Corporate debt is a bomb about to explode in the United States.
Since the economic collapse, corporate debt has ballooned to $9 trillion, but it has flatlined since the Federal Reserve started to normalize interest rates.
Is it a problem? Not quite says Fed Chair Jerome Powell.
Speaking at the 24th Annual Financial Markets Conference, Powell told the audience:
“Business debt has clearly reached a level that should give businesses and investors reason to pause and reflect. If financial and economic conditions were to deteriorate, overly indebted firms could well face severe strains.”
But this time it’s different!
“However, the parallels to the mortgage boom that led to the Global Financial Crisis are not fully convincing,” he explained.

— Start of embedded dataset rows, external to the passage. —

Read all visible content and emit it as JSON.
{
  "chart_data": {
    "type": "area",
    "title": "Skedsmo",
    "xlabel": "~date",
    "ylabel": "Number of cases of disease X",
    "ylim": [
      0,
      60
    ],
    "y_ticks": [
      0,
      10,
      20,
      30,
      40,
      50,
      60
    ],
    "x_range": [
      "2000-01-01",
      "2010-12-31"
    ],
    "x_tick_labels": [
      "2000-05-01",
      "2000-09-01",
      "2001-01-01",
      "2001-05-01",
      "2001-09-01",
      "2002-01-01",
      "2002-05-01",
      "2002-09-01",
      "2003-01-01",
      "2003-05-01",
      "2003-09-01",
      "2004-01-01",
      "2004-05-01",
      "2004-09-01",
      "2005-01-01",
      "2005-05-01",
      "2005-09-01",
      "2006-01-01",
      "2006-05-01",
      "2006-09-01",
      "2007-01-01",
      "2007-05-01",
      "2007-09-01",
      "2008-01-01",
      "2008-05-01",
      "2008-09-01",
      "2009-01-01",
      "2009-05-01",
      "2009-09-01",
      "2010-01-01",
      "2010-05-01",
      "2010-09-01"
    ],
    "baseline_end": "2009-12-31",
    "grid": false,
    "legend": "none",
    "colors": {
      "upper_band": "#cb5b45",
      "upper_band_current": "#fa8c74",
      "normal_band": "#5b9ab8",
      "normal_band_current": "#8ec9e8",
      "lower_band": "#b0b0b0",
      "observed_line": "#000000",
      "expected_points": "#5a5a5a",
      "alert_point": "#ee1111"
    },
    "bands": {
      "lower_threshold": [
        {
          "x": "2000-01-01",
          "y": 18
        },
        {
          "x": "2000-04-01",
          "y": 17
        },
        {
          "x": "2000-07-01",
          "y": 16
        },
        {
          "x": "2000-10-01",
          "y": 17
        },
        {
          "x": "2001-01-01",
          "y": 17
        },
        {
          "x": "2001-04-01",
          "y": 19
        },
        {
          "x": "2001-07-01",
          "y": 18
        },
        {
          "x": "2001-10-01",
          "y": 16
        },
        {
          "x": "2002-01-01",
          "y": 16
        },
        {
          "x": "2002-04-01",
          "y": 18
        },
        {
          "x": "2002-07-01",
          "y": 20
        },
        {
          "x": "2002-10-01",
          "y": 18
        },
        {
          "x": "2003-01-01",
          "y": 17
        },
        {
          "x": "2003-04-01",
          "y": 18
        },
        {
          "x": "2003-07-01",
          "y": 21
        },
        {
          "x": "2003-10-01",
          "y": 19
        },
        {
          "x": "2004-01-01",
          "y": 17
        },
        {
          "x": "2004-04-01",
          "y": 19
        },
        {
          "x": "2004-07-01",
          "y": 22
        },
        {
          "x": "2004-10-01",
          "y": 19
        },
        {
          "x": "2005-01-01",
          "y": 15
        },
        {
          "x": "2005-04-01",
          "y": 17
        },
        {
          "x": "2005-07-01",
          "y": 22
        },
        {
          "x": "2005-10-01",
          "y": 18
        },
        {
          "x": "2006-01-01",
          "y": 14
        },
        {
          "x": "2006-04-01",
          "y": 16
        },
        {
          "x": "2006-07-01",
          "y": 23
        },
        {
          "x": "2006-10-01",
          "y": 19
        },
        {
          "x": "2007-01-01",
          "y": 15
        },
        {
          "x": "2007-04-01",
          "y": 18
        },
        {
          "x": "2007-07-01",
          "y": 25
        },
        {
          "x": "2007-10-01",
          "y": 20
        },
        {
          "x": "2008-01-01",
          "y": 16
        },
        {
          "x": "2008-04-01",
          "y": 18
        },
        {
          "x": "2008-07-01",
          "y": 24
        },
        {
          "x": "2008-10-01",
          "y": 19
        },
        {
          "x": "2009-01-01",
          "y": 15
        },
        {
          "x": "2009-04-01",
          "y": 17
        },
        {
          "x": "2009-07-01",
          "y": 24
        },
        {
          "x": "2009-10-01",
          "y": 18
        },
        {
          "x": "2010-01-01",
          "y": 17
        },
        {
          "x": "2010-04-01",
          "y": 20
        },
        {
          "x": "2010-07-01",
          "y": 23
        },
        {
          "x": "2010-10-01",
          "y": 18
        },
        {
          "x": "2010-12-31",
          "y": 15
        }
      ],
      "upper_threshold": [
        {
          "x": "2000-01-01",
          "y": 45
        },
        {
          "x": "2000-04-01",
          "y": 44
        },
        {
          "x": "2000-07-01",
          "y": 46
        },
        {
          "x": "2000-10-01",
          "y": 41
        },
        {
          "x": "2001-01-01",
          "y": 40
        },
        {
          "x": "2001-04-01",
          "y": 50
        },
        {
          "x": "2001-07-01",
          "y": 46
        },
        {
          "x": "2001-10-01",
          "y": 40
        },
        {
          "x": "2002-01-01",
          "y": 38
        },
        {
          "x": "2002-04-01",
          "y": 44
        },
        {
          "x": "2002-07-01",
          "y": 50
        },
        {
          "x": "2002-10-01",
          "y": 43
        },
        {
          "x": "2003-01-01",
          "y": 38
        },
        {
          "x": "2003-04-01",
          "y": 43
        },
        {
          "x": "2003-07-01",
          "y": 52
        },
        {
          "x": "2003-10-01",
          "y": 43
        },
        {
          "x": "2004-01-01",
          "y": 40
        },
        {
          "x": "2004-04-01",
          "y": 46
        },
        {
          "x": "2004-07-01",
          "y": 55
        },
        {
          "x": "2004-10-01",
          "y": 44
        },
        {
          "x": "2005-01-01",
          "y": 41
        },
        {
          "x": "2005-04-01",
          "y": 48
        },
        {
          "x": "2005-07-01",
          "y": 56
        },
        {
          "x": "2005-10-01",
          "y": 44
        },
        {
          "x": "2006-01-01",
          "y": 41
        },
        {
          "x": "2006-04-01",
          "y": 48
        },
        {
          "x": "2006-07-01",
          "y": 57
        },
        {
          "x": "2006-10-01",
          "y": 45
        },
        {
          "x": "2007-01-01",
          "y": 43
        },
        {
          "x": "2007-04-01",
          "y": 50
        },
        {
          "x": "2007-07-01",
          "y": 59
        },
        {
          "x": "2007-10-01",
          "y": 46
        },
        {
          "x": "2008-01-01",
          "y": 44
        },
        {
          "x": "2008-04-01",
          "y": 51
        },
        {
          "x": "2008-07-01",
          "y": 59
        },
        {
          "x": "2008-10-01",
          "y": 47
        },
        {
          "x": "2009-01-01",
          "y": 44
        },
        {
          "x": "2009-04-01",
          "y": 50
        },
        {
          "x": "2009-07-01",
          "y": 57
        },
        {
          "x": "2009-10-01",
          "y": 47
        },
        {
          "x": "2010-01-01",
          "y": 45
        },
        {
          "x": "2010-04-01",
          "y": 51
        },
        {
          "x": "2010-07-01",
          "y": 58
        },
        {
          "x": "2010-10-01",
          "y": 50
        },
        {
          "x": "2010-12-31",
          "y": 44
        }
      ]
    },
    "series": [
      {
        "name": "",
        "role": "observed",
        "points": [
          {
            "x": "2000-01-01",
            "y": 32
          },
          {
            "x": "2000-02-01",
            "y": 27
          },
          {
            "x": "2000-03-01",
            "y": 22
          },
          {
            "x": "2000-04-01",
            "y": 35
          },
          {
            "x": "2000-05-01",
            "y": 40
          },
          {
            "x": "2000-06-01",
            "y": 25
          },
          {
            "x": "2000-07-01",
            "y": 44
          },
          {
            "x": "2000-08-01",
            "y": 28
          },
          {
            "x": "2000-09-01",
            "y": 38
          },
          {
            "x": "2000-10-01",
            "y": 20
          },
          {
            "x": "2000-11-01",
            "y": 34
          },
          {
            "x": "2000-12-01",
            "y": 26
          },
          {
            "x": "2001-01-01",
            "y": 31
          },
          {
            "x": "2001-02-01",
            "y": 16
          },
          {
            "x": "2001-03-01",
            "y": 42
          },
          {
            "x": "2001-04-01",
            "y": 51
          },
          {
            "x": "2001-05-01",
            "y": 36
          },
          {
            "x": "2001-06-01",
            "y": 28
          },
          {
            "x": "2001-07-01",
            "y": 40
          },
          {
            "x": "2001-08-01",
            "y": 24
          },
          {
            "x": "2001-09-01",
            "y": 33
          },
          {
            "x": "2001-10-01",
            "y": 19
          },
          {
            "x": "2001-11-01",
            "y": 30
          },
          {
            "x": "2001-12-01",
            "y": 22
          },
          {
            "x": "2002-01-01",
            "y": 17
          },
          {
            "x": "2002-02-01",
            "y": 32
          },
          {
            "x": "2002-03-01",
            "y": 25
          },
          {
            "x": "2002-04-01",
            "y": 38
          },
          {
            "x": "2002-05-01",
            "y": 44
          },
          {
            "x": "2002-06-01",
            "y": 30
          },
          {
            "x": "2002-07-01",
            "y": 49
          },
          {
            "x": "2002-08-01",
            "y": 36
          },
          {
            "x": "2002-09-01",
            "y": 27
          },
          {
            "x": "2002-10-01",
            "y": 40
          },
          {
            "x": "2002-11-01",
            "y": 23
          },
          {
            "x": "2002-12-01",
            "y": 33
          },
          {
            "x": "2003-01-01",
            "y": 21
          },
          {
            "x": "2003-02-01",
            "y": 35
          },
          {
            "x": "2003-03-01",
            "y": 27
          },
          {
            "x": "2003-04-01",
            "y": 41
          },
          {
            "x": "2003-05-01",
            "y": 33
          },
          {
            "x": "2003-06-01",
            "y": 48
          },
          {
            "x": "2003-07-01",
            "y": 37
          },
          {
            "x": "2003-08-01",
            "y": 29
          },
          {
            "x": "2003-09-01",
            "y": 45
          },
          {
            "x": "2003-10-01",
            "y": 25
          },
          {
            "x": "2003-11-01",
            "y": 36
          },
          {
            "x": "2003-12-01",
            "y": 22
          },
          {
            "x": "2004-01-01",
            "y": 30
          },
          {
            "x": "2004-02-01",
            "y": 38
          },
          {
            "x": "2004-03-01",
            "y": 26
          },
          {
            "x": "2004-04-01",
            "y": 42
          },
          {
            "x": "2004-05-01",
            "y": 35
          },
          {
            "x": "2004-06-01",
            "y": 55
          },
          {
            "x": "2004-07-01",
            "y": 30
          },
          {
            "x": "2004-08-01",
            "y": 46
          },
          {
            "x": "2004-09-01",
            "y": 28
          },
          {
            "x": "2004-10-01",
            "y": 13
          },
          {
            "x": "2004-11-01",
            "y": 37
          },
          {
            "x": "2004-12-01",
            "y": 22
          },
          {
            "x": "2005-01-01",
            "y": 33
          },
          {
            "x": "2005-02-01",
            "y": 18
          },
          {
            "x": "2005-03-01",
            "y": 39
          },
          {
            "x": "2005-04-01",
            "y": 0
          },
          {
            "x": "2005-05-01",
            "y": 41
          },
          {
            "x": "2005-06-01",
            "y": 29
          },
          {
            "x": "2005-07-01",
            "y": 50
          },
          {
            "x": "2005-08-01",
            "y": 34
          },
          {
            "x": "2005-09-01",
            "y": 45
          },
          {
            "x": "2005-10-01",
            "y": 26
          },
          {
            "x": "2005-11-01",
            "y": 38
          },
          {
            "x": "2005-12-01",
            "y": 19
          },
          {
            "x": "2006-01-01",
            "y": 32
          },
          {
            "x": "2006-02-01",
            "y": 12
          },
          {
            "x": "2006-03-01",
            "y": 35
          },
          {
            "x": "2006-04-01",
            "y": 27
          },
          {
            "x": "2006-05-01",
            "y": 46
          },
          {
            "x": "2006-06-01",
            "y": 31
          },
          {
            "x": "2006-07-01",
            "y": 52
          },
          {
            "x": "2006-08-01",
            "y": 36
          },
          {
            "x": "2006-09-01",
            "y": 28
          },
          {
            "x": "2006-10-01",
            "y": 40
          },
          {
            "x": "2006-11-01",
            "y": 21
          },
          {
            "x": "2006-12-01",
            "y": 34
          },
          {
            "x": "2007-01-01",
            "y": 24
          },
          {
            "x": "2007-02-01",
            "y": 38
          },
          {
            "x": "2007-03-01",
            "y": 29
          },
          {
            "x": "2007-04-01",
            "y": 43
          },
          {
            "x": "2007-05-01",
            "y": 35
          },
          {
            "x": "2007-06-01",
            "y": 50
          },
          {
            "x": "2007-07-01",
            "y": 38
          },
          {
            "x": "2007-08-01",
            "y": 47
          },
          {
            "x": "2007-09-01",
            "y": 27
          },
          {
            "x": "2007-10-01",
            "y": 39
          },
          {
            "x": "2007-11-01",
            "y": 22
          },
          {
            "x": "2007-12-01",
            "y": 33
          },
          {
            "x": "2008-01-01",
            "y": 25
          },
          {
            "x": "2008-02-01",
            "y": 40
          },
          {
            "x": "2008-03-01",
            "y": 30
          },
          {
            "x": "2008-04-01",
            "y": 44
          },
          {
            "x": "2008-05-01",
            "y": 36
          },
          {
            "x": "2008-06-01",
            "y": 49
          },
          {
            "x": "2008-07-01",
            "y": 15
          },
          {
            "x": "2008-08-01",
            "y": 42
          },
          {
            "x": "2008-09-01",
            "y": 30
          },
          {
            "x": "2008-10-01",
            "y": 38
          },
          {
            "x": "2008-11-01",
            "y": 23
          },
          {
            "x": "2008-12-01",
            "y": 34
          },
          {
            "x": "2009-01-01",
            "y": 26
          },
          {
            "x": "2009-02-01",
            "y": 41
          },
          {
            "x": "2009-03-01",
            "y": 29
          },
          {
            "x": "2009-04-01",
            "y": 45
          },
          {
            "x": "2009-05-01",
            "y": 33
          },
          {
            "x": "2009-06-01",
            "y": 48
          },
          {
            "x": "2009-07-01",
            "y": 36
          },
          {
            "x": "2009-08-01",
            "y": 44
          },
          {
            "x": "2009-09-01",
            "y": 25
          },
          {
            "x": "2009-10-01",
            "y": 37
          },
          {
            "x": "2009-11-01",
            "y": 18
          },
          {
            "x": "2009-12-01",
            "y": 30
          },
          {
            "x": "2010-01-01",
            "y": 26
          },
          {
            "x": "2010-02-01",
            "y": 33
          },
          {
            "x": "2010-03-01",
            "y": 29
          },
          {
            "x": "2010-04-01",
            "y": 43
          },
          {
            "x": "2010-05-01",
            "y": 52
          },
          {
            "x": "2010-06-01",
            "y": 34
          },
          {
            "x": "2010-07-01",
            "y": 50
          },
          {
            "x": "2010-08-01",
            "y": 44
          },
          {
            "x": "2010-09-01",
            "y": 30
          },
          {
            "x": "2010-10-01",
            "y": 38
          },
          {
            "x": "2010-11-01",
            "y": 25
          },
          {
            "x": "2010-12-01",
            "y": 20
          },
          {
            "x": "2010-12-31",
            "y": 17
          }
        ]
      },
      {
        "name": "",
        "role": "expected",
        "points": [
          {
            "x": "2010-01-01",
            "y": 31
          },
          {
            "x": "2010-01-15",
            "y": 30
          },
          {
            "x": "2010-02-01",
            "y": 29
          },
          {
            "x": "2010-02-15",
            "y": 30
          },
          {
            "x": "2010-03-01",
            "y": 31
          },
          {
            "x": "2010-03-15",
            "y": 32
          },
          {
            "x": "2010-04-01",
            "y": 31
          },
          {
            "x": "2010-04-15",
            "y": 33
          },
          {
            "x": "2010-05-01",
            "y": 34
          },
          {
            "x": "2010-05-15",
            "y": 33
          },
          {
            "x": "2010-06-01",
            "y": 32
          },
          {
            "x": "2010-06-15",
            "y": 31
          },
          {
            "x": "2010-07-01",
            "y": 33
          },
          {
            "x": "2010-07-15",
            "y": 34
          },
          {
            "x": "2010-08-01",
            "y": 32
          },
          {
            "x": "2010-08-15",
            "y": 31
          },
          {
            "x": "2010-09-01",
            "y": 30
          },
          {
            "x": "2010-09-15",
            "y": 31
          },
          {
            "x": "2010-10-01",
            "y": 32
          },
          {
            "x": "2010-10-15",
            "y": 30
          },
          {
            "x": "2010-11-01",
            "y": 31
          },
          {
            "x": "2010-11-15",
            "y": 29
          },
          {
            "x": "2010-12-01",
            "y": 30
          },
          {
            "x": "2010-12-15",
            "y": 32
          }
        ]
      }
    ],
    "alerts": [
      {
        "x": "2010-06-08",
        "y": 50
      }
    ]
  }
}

“First, business debt is near record levels, and recent issuance has been concentrated in the riskiest segments. As a result, some businesses may come under severe financial strain if the economy deteriorates. A highly leveraged business sector could amplify any economic downturn as companies are forced to lay off workers and cut back on investments. Investors, financial institutions, and regulators need to focus on this risk today, while times are good.
Second, today business debt does not appear to present notable risks to financial stability. The debt-to-GDP ratio has moved up at a steady pace, in line with previous expansions and neither fueled by nor fueling an asset bubble. Moreover, banks and other financial institutions have sizable loss-absorbing buffers. The growth in business debt does not rely on short-term funding, and overall funding risk in the financial system is moderate.”
Should rates go higher amid an economic contraction, then just to service the debt will be a monumental task.
JRATT says
Here we go again, just 90 days after this article. With the drop in interest rates of 25 basis points and more to come, corporate debt will climb higher. How many companies will have to file bankruptcy is anyone’s guess, but I think it will soon have a bigger effect on future earnings and employment.